Someday soon, say next year at this time, there will be single graphics card (GTX1180) that will be as fast as your GTX1080 SLI.  You could put two of them in your system, but don't scapegoat your CPU for why they don't scale, the problem is your resolution, you need to get into 4K for that.
2016/11/13 08:40:14
bcavnaugh
3 to 5 Year at best 4 to 6 years for your parents 6 to 10 years. 
2016/11/14 10:35:56
Doubles
For gaming your CPU should be fine for quite a long time. I just recently upgraded after 4 years and not because I needed to but I just felt like it.
2016/11/15 06:55:20
529th
Do you guys re-purpose your old machines?  I'm sorta in the middle of it.
2016/11/15 08:35:00
wmmills
MNFirstBlood
I am sure the best answer is when you are no longer satisfied with the quality and you have some cash :)

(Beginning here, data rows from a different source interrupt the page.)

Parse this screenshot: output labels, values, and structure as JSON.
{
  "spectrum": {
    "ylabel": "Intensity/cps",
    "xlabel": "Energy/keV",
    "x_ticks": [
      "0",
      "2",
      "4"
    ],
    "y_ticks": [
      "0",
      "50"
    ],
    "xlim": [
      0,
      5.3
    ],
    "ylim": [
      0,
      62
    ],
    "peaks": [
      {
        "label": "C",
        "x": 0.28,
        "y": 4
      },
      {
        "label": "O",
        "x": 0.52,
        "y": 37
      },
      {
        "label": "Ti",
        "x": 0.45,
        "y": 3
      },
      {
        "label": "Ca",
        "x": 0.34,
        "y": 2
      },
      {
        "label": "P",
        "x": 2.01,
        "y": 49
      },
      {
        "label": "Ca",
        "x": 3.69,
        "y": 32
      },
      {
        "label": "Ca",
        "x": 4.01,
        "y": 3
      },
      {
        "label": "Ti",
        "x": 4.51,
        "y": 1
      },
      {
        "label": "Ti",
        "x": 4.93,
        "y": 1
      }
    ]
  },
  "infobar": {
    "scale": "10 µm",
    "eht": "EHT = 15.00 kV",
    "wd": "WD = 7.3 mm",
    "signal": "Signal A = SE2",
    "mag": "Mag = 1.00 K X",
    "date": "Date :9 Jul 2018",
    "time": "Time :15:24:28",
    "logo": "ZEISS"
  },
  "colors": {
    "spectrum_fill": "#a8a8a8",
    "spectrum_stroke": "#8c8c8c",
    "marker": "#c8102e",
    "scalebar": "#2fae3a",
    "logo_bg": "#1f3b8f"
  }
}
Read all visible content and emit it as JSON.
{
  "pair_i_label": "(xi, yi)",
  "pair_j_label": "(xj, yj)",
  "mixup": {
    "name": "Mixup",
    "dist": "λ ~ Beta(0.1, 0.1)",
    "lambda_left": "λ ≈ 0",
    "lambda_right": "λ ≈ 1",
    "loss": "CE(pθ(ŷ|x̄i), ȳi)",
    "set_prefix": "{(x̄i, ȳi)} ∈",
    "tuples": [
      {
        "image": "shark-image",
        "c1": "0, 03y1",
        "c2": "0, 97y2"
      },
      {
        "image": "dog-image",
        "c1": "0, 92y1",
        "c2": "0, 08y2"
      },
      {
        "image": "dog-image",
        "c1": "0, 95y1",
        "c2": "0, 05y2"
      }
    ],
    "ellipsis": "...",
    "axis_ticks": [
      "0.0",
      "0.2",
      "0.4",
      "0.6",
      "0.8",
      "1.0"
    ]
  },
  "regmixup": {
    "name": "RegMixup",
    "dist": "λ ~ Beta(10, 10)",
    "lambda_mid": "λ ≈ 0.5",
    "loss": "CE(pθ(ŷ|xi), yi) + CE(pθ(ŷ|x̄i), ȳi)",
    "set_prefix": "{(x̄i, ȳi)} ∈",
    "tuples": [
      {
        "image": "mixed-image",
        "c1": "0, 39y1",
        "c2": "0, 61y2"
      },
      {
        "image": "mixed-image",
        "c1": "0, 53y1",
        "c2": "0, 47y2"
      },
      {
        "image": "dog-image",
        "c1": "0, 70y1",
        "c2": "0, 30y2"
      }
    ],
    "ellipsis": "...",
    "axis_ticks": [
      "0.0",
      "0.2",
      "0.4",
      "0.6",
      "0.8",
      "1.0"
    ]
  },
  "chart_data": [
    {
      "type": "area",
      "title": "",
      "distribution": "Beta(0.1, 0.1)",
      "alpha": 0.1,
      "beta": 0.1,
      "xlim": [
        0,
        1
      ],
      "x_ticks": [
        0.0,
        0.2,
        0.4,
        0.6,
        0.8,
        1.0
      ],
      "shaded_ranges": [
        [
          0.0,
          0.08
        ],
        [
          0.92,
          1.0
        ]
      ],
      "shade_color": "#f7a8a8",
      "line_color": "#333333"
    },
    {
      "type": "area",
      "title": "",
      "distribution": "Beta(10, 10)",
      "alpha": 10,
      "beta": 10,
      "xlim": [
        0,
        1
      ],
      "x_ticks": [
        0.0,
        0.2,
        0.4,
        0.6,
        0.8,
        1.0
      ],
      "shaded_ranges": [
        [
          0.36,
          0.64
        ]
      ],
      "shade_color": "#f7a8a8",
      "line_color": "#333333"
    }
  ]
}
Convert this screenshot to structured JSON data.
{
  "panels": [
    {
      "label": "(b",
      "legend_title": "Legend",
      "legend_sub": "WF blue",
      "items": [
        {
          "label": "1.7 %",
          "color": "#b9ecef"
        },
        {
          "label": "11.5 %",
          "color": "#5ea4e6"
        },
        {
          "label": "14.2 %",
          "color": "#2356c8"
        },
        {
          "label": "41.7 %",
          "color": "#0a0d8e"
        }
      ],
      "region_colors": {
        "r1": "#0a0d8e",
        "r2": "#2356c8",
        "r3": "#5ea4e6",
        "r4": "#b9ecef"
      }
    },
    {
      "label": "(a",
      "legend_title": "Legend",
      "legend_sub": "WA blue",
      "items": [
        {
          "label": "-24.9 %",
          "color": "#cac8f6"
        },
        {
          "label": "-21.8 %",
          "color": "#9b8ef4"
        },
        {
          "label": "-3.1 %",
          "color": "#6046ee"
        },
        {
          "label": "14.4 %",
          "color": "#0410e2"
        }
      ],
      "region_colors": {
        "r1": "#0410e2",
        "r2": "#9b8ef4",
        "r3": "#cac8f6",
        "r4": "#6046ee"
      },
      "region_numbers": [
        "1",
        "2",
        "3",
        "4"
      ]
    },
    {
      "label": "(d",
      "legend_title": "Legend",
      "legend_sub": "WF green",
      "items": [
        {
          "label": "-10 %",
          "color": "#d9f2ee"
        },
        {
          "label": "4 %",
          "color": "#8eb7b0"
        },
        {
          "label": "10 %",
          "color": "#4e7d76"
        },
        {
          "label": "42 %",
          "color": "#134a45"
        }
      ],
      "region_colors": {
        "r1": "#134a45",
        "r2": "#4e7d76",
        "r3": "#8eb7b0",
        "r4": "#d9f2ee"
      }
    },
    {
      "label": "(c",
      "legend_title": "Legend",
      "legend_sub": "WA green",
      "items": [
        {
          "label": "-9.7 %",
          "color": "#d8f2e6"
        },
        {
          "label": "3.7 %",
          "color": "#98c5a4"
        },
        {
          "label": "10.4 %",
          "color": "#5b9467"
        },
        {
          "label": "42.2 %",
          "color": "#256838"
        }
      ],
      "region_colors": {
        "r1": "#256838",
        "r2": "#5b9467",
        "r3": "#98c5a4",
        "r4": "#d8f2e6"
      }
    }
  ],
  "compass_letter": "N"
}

I was running 2 580gtx's until last Monday and was completely satisfied. I had them since 2011. However I am playing 2 games that my 580's couldn't handle so I upgraded. Luckily I only needed a graphics upgrade because my i7 2600k is still a beast :)
 
 
 


+1.... I think Mr. Blood,  :) , really gave you the best answer. Adding to that, your asking a difficult question really cause everyone does different things and have varying amounts of computer knowledge with PC's. Being this is a enthusiast forum, your going to get answers on here that are probably much longer than your normal user because most of us are bent on getting every drop of power outta every component we have. Im still running the rig in my signature and it does very well in every game I play, but I NEVER jump on any games when they first come out because they are just riddled with issues and are unfinished works. Unfortunately, this isn't a problem that has cropped up lately.... its been going on for quite awhile now. So by the time I get a game its well optimized and it has all its necessary updates, which means with some games I can run them on my intel 775 rigs from years ago with up to a 7xx series gpu and be pretty well off with a little bit of finesse. The rig you have now I think youll be able to really squeeze a great gaming run out of for another 5 years easy, if you want to. Its not so much the hardware that's lacking, its the horrendous coding and rushing of games to market that's made them hard on hardware with memory leaks and not being able to utilize more than 4 cores, broken sli, graphics drivers corrupting windows installs or making monitors flicker and artifact, etc.... imo.